Bermain Tamu-Tamuan

By Sylvana Toemon, Jumat, 4 Mei 2018 | 05:00 WIB
Bermain Tamu Tamuan (Sylvana Toemon)

Jeni anak pemalu. Jika ada tamu yang mengetuk pintu rumahnya, ia tidak mau membukakan pintu. la lari masuk ke kamar. Suatu hari, Jeni terpaksa harus membuka pintu karena Mama sedang masak. Jeni mengintip dulu dari jendela, seperti kebiasaan Mama. Ternyata, yang datang Tante Elvi, sahabat Mama. Jeni segera membuka pintu.

"Mama ada, Jen?" tanya Tante Elvi ramah.

Jeni mengangguk lalu langsung lari ke dapur memanggil Mama. Karena gugup, ia lupa mempersilakan Tante Elvi duduk. Akibatnya Jeni kena marah Mama. Jeni sebenarnya bukan anak yang tidak sopan. Tetapi, ia sering gugup jika berhadapan dengan tamu. Jika diajak bercakap, Jeni sering menjadi panik. Tenggorokannya seperti tercekik dan suaranya tidak bisa keluar.

"Apa yang harus kulakukan?" tanya Jeni pada Abi, Maria dan Yati pada suatu hari.

Jeni tahu persis, ketiga temannya itu tak seperti dirinya. Mereka pandai menerima tamu. Mereka bisa berbicara dengan anak sebaya maupun dengan orang dewasa.

"Hmm, aku ada akal!" kata Abi kemudian. la lalu mengajak Jeni, Maria dan Yati bermain di rumahnya. Sore harinya, ketiga anak itu datang ke rumah Abi.

"Selamat sore ibu-ibu.
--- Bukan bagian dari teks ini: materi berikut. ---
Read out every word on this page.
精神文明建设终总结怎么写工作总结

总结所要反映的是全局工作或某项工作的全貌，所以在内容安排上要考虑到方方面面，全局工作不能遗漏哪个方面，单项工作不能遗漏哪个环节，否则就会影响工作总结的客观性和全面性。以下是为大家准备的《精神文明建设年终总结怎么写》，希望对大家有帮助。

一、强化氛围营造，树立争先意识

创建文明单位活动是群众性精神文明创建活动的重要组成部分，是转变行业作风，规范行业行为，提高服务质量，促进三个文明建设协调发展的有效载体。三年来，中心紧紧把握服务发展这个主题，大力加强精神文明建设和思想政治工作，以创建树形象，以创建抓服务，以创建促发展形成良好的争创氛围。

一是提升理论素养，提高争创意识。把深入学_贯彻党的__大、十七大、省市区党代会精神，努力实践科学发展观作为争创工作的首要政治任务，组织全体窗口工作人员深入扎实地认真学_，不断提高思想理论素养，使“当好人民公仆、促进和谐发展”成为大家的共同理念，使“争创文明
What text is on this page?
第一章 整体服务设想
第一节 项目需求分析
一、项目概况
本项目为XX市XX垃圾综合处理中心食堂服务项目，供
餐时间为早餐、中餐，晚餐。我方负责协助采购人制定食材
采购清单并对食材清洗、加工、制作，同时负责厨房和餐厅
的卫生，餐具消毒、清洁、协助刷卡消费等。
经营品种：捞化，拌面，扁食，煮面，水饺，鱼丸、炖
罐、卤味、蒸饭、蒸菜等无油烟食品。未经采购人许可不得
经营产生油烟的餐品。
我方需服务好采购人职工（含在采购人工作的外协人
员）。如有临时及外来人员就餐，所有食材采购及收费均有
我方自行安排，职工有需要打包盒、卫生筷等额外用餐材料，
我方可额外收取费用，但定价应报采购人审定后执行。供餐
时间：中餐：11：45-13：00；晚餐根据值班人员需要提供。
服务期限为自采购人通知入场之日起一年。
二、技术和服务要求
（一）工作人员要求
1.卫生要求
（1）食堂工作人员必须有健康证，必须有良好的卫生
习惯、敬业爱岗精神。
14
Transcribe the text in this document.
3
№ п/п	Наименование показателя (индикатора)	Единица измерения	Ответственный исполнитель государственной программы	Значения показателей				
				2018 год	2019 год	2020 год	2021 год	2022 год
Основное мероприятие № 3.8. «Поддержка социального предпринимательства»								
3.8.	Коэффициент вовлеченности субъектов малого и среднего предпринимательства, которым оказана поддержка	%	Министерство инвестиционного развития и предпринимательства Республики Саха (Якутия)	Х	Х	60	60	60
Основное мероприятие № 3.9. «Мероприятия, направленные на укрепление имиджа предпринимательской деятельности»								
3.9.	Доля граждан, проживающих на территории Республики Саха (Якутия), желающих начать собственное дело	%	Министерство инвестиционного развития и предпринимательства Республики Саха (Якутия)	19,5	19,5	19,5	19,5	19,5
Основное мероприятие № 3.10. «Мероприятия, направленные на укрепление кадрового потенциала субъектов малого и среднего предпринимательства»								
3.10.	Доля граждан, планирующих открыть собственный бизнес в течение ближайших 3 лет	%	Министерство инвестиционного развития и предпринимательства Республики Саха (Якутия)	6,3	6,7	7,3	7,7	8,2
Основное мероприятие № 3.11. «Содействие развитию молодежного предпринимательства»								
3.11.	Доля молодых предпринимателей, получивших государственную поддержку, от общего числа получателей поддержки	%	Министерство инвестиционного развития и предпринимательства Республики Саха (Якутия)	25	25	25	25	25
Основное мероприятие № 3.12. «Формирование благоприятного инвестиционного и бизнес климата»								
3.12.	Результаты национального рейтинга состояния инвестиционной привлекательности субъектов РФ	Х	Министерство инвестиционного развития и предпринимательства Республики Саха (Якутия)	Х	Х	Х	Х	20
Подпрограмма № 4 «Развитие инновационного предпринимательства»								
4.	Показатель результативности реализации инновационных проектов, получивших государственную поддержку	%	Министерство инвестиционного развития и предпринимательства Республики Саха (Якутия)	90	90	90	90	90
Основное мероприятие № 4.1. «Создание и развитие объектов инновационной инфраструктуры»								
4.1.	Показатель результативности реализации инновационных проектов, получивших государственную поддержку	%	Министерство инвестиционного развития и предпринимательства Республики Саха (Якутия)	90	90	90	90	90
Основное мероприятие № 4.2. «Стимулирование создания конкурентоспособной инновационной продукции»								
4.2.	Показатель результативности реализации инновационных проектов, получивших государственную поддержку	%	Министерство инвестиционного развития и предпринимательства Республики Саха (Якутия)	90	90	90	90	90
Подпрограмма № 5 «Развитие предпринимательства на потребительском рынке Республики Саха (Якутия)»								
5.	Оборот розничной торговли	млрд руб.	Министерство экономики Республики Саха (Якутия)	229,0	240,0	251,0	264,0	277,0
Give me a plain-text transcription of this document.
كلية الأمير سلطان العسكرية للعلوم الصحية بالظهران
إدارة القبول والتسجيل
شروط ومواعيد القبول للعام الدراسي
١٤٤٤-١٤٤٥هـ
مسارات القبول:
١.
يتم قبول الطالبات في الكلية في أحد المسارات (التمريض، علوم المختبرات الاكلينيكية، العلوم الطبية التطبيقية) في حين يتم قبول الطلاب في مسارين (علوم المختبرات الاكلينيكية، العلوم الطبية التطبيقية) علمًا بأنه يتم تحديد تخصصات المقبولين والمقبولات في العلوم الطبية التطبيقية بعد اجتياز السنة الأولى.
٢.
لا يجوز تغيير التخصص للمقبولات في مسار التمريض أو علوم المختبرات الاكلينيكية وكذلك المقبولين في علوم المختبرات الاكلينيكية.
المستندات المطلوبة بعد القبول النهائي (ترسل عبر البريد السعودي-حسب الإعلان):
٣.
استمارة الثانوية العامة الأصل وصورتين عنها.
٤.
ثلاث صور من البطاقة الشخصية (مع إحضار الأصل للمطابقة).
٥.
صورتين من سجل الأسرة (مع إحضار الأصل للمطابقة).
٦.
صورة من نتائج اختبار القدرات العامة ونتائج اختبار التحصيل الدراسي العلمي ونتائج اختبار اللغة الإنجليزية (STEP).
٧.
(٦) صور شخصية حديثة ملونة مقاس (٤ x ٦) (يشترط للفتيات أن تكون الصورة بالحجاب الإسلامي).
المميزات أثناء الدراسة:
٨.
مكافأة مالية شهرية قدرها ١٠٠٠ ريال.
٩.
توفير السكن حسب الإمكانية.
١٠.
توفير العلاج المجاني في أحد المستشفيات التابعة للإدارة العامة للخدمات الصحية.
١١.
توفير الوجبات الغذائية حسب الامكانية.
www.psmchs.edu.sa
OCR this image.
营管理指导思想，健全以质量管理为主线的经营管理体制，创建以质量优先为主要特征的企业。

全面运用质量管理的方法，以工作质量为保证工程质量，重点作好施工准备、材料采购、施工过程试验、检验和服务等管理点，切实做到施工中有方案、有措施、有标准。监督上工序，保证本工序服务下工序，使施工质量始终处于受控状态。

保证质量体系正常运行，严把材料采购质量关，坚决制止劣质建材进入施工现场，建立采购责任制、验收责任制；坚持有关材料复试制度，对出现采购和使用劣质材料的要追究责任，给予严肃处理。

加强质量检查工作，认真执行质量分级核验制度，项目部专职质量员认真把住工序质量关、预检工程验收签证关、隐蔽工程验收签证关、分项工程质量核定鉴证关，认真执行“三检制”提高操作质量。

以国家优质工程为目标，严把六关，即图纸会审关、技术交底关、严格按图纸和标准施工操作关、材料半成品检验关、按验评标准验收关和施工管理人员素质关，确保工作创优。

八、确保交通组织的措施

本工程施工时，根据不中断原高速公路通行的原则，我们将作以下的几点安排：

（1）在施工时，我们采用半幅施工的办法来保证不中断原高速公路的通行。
Mari, silakan duduk!" sapa Abi sopan. Sehelai tikar sudah digelar di halaman rumah Abi.

Empat gelas limun dan sepiring kue apem tersedia di atasnya. Mereka berempat lalu duduk di tikar itu. Abi, Maria dan Yati sering bermain tamu-tamuan  seperti itu. Tetapi, Jeni tidak pernah. Mula-mula Jeni bingung, mau apakah mereka? Setelah dijelaskan, Jeni baru mengerti.

"Ibu Yati, bagaimana putra bungsu Ibu? Masih sering memanjat pohon mangga?" Maria memulai percakapan, seolah-olah ia seorang ibu.

"Masih! Anak itu belum jera rupanya, walaupun pernah jatuh dari pohon!" jawab Yati serius.

"Ibu Jeni, kenapa tidak datang arisan kemarin?" tanya Abi.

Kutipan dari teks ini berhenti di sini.